A video of a read-through of “Finist the Brave Falcon,” the play for which Russian theatrical director and poet Zhenya Berkovich was detained in Moscow earlier today on suspicion of “condoning terrorism.” Here is a link to a website where you can download the (Russian) text of the play, by Svetlana Petriichuk, who was also detained today. Thanks to Sergey Abashin for the heads-up.

Many have nearly forgotten the criminal case against the theater director Kirill Serebrennikov and his colleagues, who were tried several years ago. That affair was dubbed the Theater Case. Apparently, there will be another Theater Case in Russia: director Zhenya Berkovich (a former student of Serebrennikov’s, by the way) and playwright Svetlana Petriichuk have been detained in Moscow.

The criminal investigation is centered on the theatrical production Finist the Brave Falcon, which premiered in 2020. The play was staged as part of the theater project SOSO Daughters, which is run by Berkovich. It is based on the criminal trials of [Russian] women who married radical Islamists. They came to know the men online and, having never met them in person, went to live with them in Syria.

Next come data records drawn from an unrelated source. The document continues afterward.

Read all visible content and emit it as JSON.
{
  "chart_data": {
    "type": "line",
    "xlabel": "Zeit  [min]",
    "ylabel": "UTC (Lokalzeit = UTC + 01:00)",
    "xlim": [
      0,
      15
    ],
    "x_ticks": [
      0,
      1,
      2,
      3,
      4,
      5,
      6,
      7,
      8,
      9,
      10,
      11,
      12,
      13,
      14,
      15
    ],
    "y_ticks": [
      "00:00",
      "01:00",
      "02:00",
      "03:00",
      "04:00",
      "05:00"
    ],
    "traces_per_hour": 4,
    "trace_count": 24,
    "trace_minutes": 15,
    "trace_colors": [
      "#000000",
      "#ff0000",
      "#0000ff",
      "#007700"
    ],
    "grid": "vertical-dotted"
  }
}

“Zhenya Berkovich’s staging of Svetlana Petriichuk’s provocative, documentary style play, tells the story of a Russian woman who befriends and is seduced by a member of an Islamic radical sect online, goes to Syria, marries him, and upon her eventual return to Russia is tried as a terrorist. In recent years, there have been hundreds, if not thousands of such cases in Russia, Kazakhstan and Uzbekistan. From what are these women running? What is driving them to abandon their friends, relatives, universities and workplaces for the promise of some shadowy paradise? All this takes place in the metaphysical space of the Russian fairy tale “Finist the Brave Falcon,” in which the heroine Maryushka seeks and cannot find her betrothed, the mysterious hero, whose face she has never seen and will never see, but is ready to sacrifice everything in order to meet him.”
[This annotation has been edited slightly to make it more readable.]

The Investigative Committee claims that the production “publicly justified terrorism,” which is a criminal offense per Article 205.2 of the Criminal Code and punishable by up to seven years in prison. The details of the case are still unknown. Berkovich and Petriichuk spent the entire day undergoing interrogation as witnesses in the case, and it had seemed that they might be released, but as of evening both were still in police custody.

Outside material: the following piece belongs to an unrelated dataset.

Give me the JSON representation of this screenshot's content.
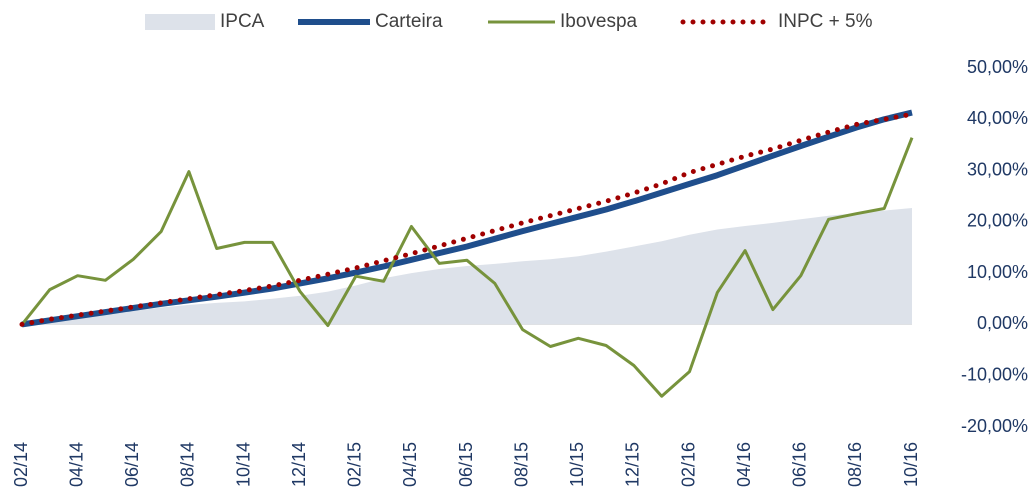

Last year, Finist the Brave Falcon won two Golden Mask Awards—for best playwright and for best costumes. Costume designer Ksenia Sorokina handed over her award to Petersburg artist Sasha Skochilenko, who has been in jail since April 2022, charged with disseminating “fake news” about the Russian army. (Skochilenko is alleged to have replace price tags in a grocery store with information about the war.)

Zhenya Berkovich has also not made a secret of her anti-war views, including in her poetry. A collection of her poems was published in Israel earlier this month.

“Open Telegram and keep up with the news. / Rate this year in terms of its nineteen-thirty-seven-ness,” one of them begins.

According to Berkovich, her grandmother, the 88-year-old writer Nina Katerli, was worried about her granddaughter, even going so far as to tell her, “Zhenya, be quiet for a while.” Actually, the director explained that she had decided to stay in Russia, no matter what, because she had to take care of her sick grandmother.

“It is to a large extent a necessity, due to all sorts of family obligations,” Berkovich said in December. “If it were now a question of going to prison or taking care of my grandmother, then of course I would leave, because I wouldn’t be able to take care of my grandmother from prison. But right now this is not the choice I’m facing.”

“Zhenya Berkovich: Why I have stayed in Russia and how to go on living”:
Berkovich interviewed by journalist Liza Lazerson, as posted in on YouTube in December 2022 (in Russian)

This morning, the security forces searched Berkovich’s grandmother’s apartment. Berkovich and Petriichuk will spend the night at a temporary detention facility, and tomorrow a court will decide whether to remand them in custody or subject them to other restrictions.